Vintage Seekers column: The Design Museum and its new 60s home
Estella Shardlow is deputy editor of Vintage Seekers, the premium online platform curating a heritage lifestyle. In a regular Vintage Seekers column Estella reports on high-end vintage events and news. This time, she takes a closer look at The Design Museum and its new home.
The Design Museum is moving house. As revealed in a press conference earlier this week, London’s Mecca for 20th century design will relocate from the Shad Thames site it’s occupied since 1982 to the iconic Sixties Commonwealth Institute building in Kensington.
The decision is rather a blow for this corner of South London, as it loses a significant tourist attraction and centre of learning to affluent, museum-rich W8. Yet for the Grade 2* listed Commonwealth Institute, which has been lying empty for more than a decade, it offers a new lease of life – and one that will enable the museum to double its visitor figures to 500,000 annually, according to its directors.
Regarded by English Heritage as the second most important modern building in London after the Royal Albert Hall, it is high time that something is being made of the Institute. Earlier this year 20 squatters took over the building. Despite its location on busy Kensington High Street, the majority of Londoners couldn’t tell you where it was or what it looks like.
Not so back in November 1962 when Queen Elizabeth II opened the building to the public, unveiling a permanent exhibition about the nations of the Commonwealth (designed by none other than James Gardner, who was responsible for the Dome of Discovery in the 1951 Festival of Britain), along with an excellent library, cinema and theatre.
Architect Sir Robert Matthew of Johnson-Marshall and Partners envisaged creating a ‘tent in the park’ (the site backs onto Holland Park) and realised this with the building’s signature swooping copper roof, made from 25 tonnes of metal shipped over from Rhodesia.

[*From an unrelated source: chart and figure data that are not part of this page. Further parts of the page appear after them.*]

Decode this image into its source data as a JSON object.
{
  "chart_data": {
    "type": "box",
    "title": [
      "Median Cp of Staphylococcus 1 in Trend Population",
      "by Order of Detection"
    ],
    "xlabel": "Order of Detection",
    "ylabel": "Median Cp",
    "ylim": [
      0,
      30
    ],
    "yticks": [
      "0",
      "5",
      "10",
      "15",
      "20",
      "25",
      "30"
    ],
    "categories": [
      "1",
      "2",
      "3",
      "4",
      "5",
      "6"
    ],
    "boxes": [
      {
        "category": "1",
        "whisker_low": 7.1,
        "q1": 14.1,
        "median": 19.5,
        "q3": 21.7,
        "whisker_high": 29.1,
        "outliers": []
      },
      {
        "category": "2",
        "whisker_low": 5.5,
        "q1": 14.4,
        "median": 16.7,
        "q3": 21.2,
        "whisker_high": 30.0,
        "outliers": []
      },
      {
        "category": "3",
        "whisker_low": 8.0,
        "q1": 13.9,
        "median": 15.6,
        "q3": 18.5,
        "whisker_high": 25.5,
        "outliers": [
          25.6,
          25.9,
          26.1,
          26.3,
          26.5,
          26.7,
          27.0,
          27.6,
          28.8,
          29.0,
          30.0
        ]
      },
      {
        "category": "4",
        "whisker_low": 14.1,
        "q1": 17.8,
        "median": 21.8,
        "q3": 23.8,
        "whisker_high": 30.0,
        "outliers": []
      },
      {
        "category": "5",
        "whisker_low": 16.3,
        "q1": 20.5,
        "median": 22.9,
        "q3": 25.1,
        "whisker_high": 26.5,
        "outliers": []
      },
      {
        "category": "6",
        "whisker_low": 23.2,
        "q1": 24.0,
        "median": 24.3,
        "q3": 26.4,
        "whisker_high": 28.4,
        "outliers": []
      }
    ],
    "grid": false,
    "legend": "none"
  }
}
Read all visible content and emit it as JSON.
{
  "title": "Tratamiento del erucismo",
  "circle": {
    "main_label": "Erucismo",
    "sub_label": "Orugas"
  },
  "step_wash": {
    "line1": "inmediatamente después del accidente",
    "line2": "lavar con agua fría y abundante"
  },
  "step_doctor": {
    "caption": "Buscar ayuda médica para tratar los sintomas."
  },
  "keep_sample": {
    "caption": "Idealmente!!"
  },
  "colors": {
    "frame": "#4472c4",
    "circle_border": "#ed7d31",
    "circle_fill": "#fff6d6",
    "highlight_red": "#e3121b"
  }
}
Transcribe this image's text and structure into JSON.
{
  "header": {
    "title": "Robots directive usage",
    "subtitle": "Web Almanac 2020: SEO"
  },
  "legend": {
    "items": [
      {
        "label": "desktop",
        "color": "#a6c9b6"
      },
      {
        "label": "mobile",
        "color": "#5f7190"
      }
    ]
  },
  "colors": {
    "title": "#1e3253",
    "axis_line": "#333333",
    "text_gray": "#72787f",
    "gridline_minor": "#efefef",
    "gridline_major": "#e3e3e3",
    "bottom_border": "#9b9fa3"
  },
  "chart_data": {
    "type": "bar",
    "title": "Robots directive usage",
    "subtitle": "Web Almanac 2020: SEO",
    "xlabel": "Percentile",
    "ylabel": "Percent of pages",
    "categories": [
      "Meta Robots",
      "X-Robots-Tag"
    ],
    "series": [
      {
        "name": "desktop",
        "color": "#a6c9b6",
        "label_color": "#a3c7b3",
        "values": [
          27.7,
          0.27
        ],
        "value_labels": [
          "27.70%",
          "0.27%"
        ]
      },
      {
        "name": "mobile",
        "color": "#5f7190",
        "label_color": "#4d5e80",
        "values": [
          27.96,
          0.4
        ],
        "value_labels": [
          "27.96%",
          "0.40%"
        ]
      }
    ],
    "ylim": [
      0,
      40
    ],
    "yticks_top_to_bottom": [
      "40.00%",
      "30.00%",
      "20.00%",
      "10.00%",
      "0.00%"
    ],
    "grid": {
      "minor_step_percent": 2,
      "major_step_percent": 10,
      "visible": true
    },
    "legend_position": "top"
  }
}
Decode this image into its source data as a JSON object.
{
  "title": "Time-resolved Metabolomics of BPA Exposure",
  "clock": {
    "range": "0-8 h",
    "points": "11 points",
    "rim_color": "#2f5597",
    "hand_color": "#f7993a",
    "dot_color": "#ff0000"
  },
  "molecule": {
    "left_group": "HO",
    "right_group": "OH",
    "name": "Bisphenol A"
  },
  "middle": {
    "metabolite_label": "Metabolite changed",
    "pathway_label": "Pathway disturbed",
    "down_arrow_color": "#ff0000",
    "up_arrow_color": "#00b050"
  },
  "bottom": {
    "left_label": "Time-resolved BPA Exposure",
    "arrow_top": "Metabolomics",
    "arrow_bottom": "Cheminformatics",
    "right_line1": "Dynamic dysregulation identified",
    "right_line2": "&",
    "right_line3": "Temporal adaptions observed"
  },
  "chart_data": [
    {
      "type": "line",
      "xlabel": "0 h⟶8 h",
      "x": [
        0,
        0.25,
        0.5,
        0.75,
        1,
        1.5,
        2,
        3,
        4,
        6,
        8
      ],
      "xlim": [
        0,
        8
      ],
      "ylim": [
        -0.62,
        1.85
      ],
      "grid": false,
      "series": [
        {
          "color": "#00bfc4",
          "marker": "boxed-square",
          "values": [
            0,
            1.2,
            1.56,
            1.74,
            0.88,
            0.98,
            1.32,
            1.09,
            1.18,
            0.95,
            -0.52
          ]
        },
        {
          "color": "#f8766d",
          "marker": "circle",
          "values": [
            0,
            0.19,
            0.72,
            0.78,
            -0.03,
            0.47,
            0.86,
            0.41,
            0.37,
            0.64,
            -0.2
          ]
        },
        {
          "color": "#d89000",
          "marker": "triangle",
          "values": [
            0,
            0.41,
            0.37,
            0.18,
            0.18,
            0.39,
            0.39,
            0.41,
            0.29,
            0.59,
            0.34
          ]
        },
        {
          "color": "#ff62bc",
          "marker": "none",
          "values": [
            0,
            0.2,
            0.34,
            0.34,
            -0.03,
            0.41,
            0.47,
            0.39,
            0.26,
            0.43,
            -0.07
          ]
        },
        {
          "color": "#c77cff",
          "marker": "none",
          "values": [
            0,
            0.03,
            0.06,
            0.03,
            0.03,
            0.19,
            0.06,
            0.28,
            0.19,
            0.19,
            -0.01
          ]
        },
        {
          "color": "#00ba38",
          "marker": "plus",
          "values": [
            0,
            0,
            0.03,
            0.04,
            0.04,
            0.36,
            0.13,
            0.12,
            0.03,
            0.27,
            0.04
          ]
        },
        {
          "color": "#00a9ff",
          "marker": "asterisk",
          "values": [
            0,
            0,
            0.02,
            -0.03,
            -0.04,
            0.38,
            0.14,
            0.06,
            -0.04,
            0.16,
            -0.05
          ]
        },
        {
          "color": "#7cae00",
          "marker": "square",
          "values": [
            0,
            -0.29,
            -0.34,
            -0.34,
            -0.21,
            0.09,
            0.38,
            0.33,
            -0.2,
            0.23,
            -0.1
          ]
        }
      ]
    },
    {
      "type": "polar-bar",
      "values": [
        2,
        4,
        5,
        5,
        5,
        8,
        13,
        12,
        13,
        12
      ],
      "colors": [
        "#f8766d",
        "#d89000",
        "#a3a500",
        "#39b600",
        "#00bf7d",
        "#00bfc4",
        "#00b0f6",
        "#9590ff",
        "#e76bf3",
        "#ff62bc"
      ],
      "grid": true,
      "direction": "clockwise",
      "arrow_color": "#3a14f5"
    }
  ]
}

All the quintessential signs of post-war modernist architecture are in evidence – from the angular screen of aqua-coloured glazing that wraps around the exterior to the dramatic open space crisscrossed with concrete walkways and tiered exhibition spaces within.
By the end of the 20th century, however, ‘the tent in the park’ had fallen from grace. Commonwealth Secretary General Don McKinnon wanted it knocked down and while former Foreign Office permanent secretary Lord Kerr described it as “a nightmare for decades, costly to maintain, not fit for purpose”. Controversially, the Trust whose hands it had been in since 2000, completely closed the building in 2002 and were angling to sell the site for residential development. The owners even applied for the Institute’s listed status to be reneged so that they could demolish it to this end – a move fortunately blocked by Tessa Jowell, the then-Secretary of State for Culture, Media and Sport.
It is fitting that the besmirched Commonwealth Institute will once again become a word class centre for design, nurturing British talent and its international influence. And staying true to its roots, those overseeing the £80 million project include two members of the original team: Lord Cunliffe, a leading member of the original architectural team for the Commonwealth Institute in 1958, and James Sutherland, the building’s original structural engineer.
Furthermore, the story of the Design Museum actually started at the V&A, when two men who were passionate advocates of modern British design – Stephen Bayley and Terence Conran – set up the Boilerhouse Project in 1981. So, in a way, the design museum is going home after all.